One of the projects from the R Spring and R Dev Day has been to add unequal sampling without replacement with specified marginal sampling probabilities to R’s sample()
. What R currently has is sequential sampling: if you give it a set of priorities \(w\) it will sample an element with probability proportional to \(w\) from the population, remove it from the population, then sample with probability proportional to \(w\) from the remaining elements, and so on. This is useful, but a lot of people don’t realise that the probability of element \(i\) being sampled is not proportional to \(w_i\).
It’s surprisingly hard to produce without-replacement sampling algorithms where the marginal sampling probabilities do match a supplied vector. For a start, it’s not always possible to just rescale a set of supplied numbers: if you are sampling \(n\) items with probability proportional to \(x\), then \(nx_i/\sum_i x_i\), the desired sampling probability, can’t be greater than 1. The problem gets more complicated when you also say that you want all the pairwise sampling probabilities to be non-zero, and yet more complicated when you worry about numerical stability and speed for large \(n\).

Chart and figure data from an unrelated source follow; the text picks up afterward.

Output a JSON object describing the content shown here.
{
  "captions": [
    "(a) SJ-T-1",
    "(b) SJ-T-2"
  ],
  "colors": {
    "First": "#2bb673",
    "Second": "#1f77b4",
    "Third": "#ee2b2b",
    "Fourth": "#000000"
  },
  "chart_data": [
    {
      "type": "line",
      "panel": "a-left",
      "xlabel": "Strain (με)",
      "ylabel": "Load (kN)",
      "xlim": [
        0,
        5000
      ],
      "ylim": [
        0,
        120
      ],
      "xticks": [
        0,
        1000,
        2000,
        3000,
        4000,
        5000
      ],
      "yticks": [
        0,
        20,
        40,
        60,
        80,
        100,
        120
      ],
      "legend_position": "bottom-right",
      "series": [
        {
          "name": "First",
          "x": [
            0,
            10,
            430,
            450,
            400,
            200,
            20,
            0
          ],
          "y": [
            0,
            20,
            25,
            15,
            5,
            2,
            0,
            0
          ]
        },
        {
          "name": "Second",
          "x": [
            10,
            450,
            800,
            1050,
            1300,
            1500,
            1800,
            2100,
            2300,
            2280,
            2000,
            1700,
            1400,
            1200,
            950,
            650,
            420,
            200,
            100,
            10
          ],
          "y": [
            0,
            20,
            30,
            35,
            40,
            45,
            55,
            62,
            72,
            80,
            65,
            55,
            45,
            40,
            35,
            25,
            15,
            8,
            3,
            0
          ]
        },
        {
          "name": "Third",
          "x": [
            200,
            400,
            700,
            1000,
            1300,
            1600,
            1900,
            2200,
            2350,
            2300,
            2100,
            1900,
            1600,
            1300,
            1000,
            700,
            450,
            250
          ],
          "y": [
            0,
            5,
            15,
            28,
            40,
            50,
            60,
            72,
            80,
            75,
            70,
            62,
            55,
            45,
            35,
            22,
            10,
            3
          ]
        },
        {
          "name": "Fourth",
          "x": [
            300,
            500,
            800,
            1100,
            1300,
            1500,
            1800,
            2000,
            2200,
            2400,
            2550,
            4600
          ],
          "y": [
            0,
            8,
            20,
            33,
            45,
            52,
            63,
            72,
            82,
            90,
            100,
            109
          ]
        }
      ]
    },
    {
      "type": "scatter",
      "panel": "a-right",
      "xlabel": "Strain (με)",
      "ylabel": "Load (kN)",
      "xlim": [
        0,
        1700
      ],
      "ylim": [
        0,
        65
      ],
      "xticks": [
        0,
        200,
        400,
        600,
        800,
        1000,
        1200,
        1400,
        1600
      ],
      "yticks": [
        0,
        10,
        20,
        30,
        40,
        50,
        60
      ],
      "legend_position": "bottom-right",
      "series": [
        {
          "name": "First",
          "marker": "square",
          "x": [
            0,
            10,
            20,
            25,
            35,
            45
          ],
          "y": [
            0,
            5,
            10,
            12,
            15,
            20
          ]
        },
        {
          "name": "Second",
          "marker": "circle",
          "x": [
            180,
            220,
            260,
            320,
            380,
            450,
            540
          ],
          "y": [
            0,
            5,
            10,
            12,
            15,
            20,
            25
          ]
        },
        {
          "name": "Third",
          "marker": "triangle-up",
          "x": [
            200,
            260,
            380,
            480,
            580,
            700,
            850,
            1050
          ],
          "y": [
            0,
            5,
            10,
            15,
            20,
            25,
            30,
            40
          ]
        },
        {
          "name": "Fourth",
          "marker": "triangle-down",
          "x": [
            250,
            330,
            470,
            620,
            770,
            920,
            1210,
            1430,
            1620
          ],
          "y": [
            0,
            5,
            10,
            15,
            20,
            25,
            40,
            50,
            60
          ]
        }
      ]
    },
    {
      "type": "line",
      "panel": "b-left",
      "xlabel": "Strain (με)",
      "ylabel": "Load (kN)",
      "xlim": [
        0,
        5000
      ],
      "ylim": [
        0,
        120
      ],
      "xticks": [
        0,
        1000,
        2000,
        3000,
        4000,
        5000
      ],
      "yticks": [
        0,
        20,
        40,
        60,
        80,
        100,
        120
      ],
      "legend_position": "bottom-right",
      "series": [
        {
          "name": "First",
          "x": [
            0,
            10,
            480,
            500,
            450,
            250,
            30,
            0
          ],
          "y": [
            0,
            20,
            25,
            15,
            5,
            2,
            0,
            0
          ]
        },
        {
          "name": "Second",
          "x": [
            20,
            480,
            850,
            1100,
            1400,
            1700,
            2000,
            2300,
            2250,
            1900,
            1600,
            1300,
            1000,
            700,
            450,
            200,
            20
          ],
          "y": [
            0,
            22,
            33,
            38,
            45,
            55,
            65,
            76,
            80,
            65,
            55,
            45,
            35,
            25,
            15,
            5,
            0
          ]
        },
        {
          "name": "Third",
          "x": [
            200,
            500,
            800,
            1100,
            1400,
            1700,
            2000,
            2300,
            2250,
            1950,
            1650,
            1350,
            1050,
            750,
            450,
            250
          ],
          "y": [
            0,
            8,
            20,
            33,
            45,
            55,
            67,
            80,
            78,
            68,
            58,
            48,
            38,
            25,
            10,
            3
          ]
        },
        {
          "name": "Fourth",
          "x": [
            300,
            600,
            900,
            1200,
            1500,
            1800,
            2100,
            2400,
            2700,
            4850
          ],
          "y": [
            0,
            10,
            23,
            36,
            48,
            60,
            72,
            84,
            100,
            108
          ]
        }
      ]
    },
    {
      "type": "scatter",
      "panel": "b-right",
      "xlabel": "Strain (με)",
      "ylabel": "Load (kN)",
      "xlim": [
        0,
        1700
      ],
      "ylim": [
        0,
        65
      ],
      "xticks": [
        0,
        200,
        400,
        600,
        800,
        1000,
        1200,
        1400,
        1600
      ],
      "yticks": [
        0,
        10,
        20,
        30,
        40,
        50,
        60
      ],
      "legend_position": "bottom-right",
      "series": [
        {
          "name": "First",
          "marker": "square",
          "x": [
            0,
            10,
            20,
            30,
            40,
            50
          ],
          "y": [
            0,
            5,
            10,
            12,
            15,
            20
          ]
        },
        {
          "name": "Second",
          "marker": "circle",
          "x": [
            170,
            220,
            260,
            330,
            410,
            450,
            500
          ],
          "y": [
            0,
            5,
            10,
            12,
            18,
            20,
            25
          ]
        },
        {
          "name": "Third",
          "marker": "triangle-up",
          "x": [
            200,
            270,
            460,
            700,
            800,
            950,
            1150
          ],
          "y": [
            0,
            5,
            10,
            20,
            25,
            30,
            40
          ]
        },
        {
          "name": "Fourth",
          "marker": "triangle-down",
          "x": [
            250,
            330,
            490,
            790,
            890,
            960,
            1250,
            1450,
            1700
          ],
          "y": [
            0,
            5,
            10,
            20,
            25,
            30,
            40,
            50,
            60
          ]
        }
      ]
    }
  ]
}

We do, however, have a plan: using Brewer’s (1975) algorithm. We will, of course, leave in place the current sequential sampling algorithm, and maybe also add a Bernoulli sampling algorithm that samples observations independently with the specified probability, giving without-replacement sampling with the specified probabilities rapidly but with a random, rather than fixed, sample size. Ahmadou Dicko has written code for this; the main problem in putting it into R at the R Dev Day was that sample()
is in base
(rather than, say, stats
) and so handles C code lookup differently. There are also some changes to be made to the code organisation. But we’re getting there.

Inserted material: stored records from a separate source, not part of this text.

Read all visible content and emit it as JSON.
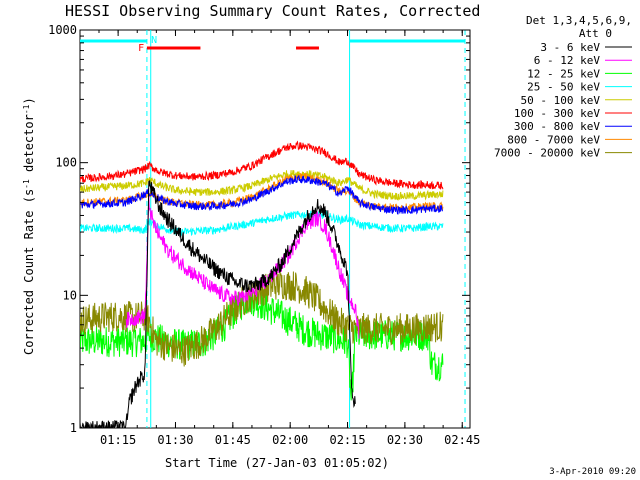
{
  "chart_data": {
    "type": "line",
    "title": "HESSI Observing Summary Count Rates, Corrected",
    "xlabel": "Start Time (27-Jan-03 01:05:02)",
    "ylabel_main": "Corrected Count Rate (s",
    "ylabel_sup1": "-1",
    "ylabel_mid": " detector",
    "ylabel_sup2": "-1",
    "ylabel_end": ")",
    "x_unit": "minutes from 01:05:02",
    "xlim": [
      0,
      102
    ],
    "ylim": [
      1,
      1000
    ],
    "y_scale": "log",
    "x_ticks": [
      {
        "label": "01:15",
        "x": 9.97
      },
      {
        "label": "01:30",
        "x": 24.97
      },
      {
        "label": "01:45",
        "x": 39.97
      },
      {
        "label": "02:00",
        "x": 54.97
      },
      {
        "label": "02:15",
        "x": 69.97
      },
      {
        "label": "02:30",
        "x": 84.97
      },
      {
        "label": "02:45",
        "x": 99.97
      }
    ],
    "y_ticks": [
      {
        "label": "1",
        "y": 1
      },
      {
        "label": "10",
        "y": 10
      },
      {
        "label": "100",
        "y": 100
      },
      {
        "label": "1000",
        "y": 1000
      }
    ],
    "legend": {
      "placement": "right",
      "header_line1": "Det 1,3,4,5,6,9,",
      "header_line2": "Att 0"
    },
    "vertical_lines": [
      {
        "x": 17.5,
        "style": "dashed",
        "color": "#00ffff"
      },
      {
        "x": 18.5,
        "style": "solid",
        "color": "#00ffff"
      },
      {
        "x": 70.5,
        "style": "solid",
        "color": "#00ffff"
      },
      {
        "x": 100.7,
        "style": "dashed",
        "color": "#00ffff"
      }
    ],
    "status_bars": [
      {
        "label": "N",
        "color": "#00ffff",
        "segments": [
          [
            0,
            17.5
          ],
          [
            70.5,
            100.7
          ]
        ],
        "label_x": 18.6
      },
      {
        "label": "F",
        "color": "#ff0000",
        "segments": [
          [
            17.5,
            31.5
          ],
          [
            56.5,
            62.5
          ]
        ],
        "label_x": 15.2
      }
    ],
    "series": [
      {
        "name": "3 - 6 keV",
        "color": "#000000",
        "points": [
          [
            0,
            1
          ],
          [
            12,
            1
          ],
          [
            13,
            1.6
          ],
          [
            15,
            2.2
          ],
          [
            17,
            2.6
          ],
          [
            18,
            70
          ],
          [
            19.5,
            56
          ],
          [
            21,
            45
          ],
          [
            23,
            37
          ],
          [
            26,
            29
          ],
          [
            29,
            23
          ],
          [
            32,
            19
          ],
          [
            35,
            16
          ],
          [
            38,
            14
          ],
          [
            41,
            12.3
          ],
          [
            44,
            11.8
          ],
          [
            47,
            12.2
          ],
          [
            50,
            14
          ],
          [
            53,
            18
          ],
          [
            55,
            23
          ],
          [
            57,
            29
          ],
          [
            59,
            37
          ],
          [
            61,
            45
          ],
          [
            62,
            48
          ],
          [
            64,
            43
          ],
          [
            66,
            32
          ],
          [
            68,
            22
          ],
          [
            70,
            15
          ],
          [
            71,
            2
          ],
          [
            72,
            1.5
          ]
        ],
        "tail_from": 72
      },
      {
        "name": "6 - 12 keV",
        "color": "#ff00ff",
        "points": [
          [
            12,
            6.5
          ],
          [
            17,
            7
          ],
          [
            18,
            50
          ],
          [
            19,
            36
          ],
          [
            21,
            27
          ],
          [
            23,
            22
          ],
          [
            25,
            19
          ],
          [
            28,
            16
          ],
          [
            31,
            13.5
          ],
          [
            34,
            11.5
          ],
          [
            37,
            10.2
          ],
          [
            40,
            9.5
          ],
          [
            43,
            9.7
          ],
          [
            46,
            11
          ],
          [
            49,
            13
          ],
          [
            52,
            16
          ],
          [
            55,
            21
          ],
          [
            57,
            27
          ],
          [
            59,
            34
          ],
          [
            61,
            37
          ],
          [
            62,
            38
          ],
          [
            64,
            33
          ],
          [
            66,
            23
          ],
          [
            68,
            15
          ],
          [
            70,
            10
          ],
          [
            72,
            7.8
          ],
          [
            73,
            5.2
          ]
        ]
      },
      {
        "name": "12 - 25 keV",
        "color": "#00ff00",
        "points": [
          [
            0,
            4.5
          ],
          [
            5,
            4.5
          ],
          [
            10,
            4.5
          ],
          [
            15,
            4.5
          ],
          [
            17,
            4.5
          ],
          [
            18,
            5
          ],
          [
            22,
            4.5
          ],
          [
            27,
            4.2
          ],
          [
            32,
            4.4
          ],
          [
            35,
            5
          ],
          [
            38,
            6
          ],
          [
            40,
            7.2
          ],
          [
            42,
            8.5
          ],
          [
            44,
            9.4
          ],
          [
            46,
            9
          ],
          [
            48,
            8.4
          ],
          [
            50,
            7.8
          ],
          [
            52,
            7.2
          ],
          [
            54,
            6.6
          ],
          [
            56,
            6.1
          ],
          [
            58,
            5.6
          ],
          [
            60,
            5.3
          ],
          [
            63,
            5
          ],
          [
            66,
            4.8
          ],
          [
            69,
            4.5
          ],
          [
            70,
            4.4
          ],
          [
            71,
            1.5
          ],
          [
            72,
            5
          ],
          [
            76,
            5
          ],
          [
            80,
            5
          ],
          [
            84,
            5
          ],
          [
            88,
            5
          ],
          [
            91,
            5
          ],
          [
            92,
            3
          ],
          [
            95,
            3
          ]
        ]
      },
      {
        "name": "25 - 50 keV",
        "color": "#00ffff",
        "points": [
          [
            0,
            32
          ],
          [
            6,
            32
          ],
          [
            12,
            32
          ],
          [
            17,
            31
          ],
          [
            18,
            36
          ],
          [
            22,
            32
          ],
          [
            26,
            30
          ],
          [
            30,
            30.5
          ],
          [
            35,
            31
          ],
          [
            40,
            33
          ],
          [
            45,
            35
          ],
          [
            50,
            38
          ],
          [
            55,
            40
          ],
          [
            60,
            41
          ],
          [
            64,
            40
          ],
          [
            68,
            37
          ],
          [
            70,
            38
          ],
          [
            73,
            34
          ],
          [
            77,
            33
          ],
          [
            82,
            32
          ],
          [
            87,
            32
          ],
          [
            91,
            33
          ],
          [
            95,
            33
          ]
        ]
      },
      {
        "name": "50 - 100 keV",
        "color": "#cccc00",
        "points": [
          [
            0,
            63
          ],
          [
            6,
            65
          ],
          [
            12,
            67
          ],
          [
            17,
            70
          ],
          [
            18,
            75
          ],
          [
            21,
            67
          ],
          [
            25,
            62
          ],
          [
            30,
            60
          ],
          [
            35,
            60
          ],
          [
            40,
            62
          ],
          [
            45,
            67
          ],
          [
            50,
            76
          ],
          [
            54,
            82
          ],
          [
            57,
            83
          ],
          [
            60,
            82
          ],
          [
            64,
            78
          ],
          [
            68,
            70
          ],
          [
            70,
            75
          ],
          [
            73,
            64
          ],
          [
            77,
            58
          ],
          [
            82,
            56
          ],
          [
            87,
            56
          ],
          [
            91,
            57
          ],
          [
            95,
            58
          ]
        ]
      },
      {
        "name": "100 - 300 keV",
        "color": "#ff0000",
        "points": [
          [
            0,
            75
          ],
          [
            6,
            78
          ],
          [
            12,
            82
          ],
          [
            17,
            90
          ],
          [
            18,
            95
          ],
          [
            21,
            85
          ],
          [
            25,
            80
          ],
          [
            30,
            78
          ],
          [
            35,
            80
          ],
          [
            40,
            85
          ],
          [
            45,
            95
          ],
          [
            50,
            115
          ],
          [
            54,
            130
          ],
          [
            57,
            135
          ],
          [
            60,
            130
          ],
          [
            64,
            120
          ],
          [
            68,
            100
          ],
          [
            70,
            103
          ],
          [
            73,
            82
          ],
          [
            77,
            74
          ],
          [
            82,
            70
          ],
          [
            87,
            68
          ],
          [
            91,
            68
          ],
          [
            95,
            67
          ]
        ]
      },
      {
        "name": "300 - 800 keV",
        "color": "#0000ff",
        "points": [
          [
            0,
            48
          ],
          [
            6,
            49
          ],
          [
            12,
            50
          ],
          [
            17,
            58
          ],
          [
            18,
            60
          ],
          [
            21,
            53
          ],
          [
            25,
            49
          ],
          [
            30,
            47
          ],
          [
            35,
            47
          ],
          [
            40,
            49
          ],
          [
            45,
            53
          ],
          [
            50,
            63
          ],
          [
            54,
            72
          ],
          [
            57,
            75
          ],
          [
            60,
            74
          ],
          [
            64,
            70
          ],
          [
            68,
            58
          ],
          [
            70,
            65
          ],
          [
            73,
            50
          ],
          [
            77,
            46
          ],
          [
            82,
            44
          ],
          [
            87,
            44
          ],
          [
            91,
            45
          ],
          [
            95,
            45
          ]
        ]
      },
      {
        "name": "800 - 7000 keV",
        "color": "#ff8800",
        "points": [
          [
            0,
            50
          ],
          [
            6,
            51
          ],
          [
            12,
            52
          ],
          [
            17,
            57
          ],
          [
            18,
            59
          ],
          [
            21,
            53
          ],
          [
            25,
            50
          ],
          [
            30,
            48
          ],
          [
            35,
            48
          ],
          [
            40,
            50
          ],
          [
            45,
            55
          ],
          [
            50,
            65
          ],
          [
            54,
            75
          ],
          [
            57,
            78
          ],
          [
            60,
            77
          ],
          [
            64,
            72
          ],
          [
            68,
            60
          ],
          [
            70,
            62
          ],
          [
            73,
            50
          ],
          [
            77,
            47
          ],
          [
            82,
            46
          ],
          [
            87,
            46
          ],
          [
            91,
            47
          ],
          [
            95,
            47
          ]
        ]
      },
      {
        "name": "7000 - 20000 keV",
        "color": "#888800",
        "points": [
          [
            0,
            6.5
          ],
          [
            5,
            6.8
          ],
          [
            10,
            7
          ],
          [
            14,
            6.8
          ],
          [
            17,
            7
          ],
          [
            18,
            6.5
          ],
          [
            20,
            4.5
          ],
          [
            24,
            4
          ],
          [
            27,
            3.8
          ],
          [
            30,
            4.2
          ],
          [
            33,
            4.8
          ],
          [
            36,
            5.8
          ],
          [
            39,
            7.2
          ],
          [
            42,
            8.8
          ],
          [
            45,
            10
          ],
          [
            48,
            11
          ],
          [
            51,
            12
          ],
          [
            53,
            12.2
          ],
          [
            56,
            11.8
          ],
          [
            59,
            10.8
          ],
          [
            62,
            9.2
          ],
          [
            64,
            8
          ],
          [
            66,
            7
          ],
          [
            68,
            6.2
          ],
          [
            70,
            5.8
          ],
          [
            72,
            5.6
          ],
          [
            76,
            5.6
          ],
          [
            80,
            5.6
          ],
          [
            84,
            5.6
          ],
          [
            88,
            5.6
          ],
          [
            91,
            5.8
          ],
          [
            95,
            5.8
          ]
        ]
      }
    ],
    "timestamp": "3-Apr-2010 09:20"
  }
}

Anyway, that was a lead-in to people being wrong on the internet about another sampling algorithm. There’s a popular algorithm for weighted reservoir sampling, due to Efraimidis and Spirakis. If you want to sample \(n\) observations without replacment with weights \(w_i\) you generate \(N\) uniform numbers \(u_i\sim U[0,1]\) and take the \(n\) observations with the largest values of \(u_i^{1/w_i}\) (or, equivalently but slightly more stably1, the largest values of \(\log(1-u_i)/w_i\)).

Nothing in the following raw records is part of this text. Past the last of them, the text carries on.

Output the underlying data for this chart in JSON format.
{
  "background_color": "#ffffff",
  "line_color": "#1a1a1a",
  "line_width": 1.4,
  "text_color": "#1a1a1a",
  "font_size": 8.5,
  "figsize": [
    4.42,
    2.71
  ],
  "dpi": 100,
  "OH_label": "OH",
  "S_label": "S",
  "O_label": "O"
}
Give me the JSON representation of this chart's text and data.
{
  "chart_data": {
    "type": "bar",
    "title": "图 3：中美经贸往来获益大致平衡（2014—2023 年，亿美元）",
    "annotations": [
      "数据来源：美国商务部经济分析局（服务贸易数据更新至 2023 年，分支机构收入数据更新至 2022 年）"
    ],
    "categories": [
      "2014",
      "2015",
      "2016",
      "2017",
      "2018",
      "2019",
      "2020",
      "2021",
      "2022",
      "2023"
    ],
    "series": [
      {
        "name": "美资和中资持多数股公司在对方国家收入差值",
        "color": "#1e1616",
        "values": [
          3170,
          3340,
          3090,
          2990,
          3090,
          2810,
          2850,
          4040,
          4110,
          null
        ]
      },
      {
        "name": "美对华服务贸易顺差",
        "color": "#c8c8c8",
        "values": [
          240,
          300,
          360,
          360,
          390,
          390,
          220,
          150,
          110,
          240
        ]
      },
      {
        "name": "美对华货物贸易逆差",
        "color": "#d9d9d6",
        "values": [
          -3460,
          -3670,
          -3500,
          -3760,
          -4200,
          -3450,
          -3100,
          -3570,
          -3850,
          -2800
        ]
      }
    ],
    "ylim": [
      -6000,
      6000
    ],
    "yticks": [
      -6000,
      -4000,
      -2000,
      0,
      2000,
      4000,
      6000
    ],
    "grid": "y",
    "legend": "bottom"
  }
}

This algorithm was presented by the original authors not just as a way to do weighted sampling without replacement, but as an algorithm that can be adapted to run in a single pass over the data and so can be run on data streams – the first such algorithm to be described! Importantly, they didn’t say that it samples with probability proportional to the weight; they explicitly say2 that the probability for the \(i\)th selection is proportional to \(w_i\) over the items that haven’t already been sampled. That is, it’s an algorithm for implementing the same sequential sampling that we have in R, only with the ability to run on streaming data.
Here’s an example of the Efraimidis and Spirakis algorithm and the R sample
algorithm
size<-c(3,2.1,2,1.9,1,1,1)
nsize<-length(size)
id<-letters[1:nsize]
r<-replicate(100000,{
u<-runif(nsize)
uw<- u^(1/size)
id[order(-uw)][1:3]
})
s<-replicate(100000,{
sample(id,size=3,replace=FALSE,prob=size)
})
table(r)
## r
## a b c d e f g
## 65305 51818 50302 48248 28090 28229 28008
table(s)
## s
## a b c d e f g
## 65075 51897 49952 48341 28089 28256 28390
table(r)/size
## r
## a b c d e f g
## 21768.33 24675.24 25151.00 25393.68 28090.00 28229.00 28008.00
table(s)/size
## s
## a b c d e f g
## 21691.67 24712.86 24976.00 25442.63 28089.00 28256.00 28390.00
table(r)/table(s)
## r
## a b c d e f g
## 1.0035344 0.9984778 1.0070067 0.9980762 1.0000356 0.9990445 0.9865446
As you can see, the two algorithms produce very similar marginal sampling probabilities, and these are not proportional to the weight variable size
It looks as though the weighted reservoir sampling algorithm was intended for settings where the sample is much smaller than the data stream, so the marginal sampling probabilities it gives will not be far from proportional to the specified weights. The differences can be important for other applications.
Tom Moertel notes that, first, the logarithm stops \(u^{1/w}\) underflowing, and second, standard pseudo-random generators actually sample from \([0,1)\), so 0 is possible (bad!) and 1 isn’t↩︎
on the first column of the first page in the first equation↩︎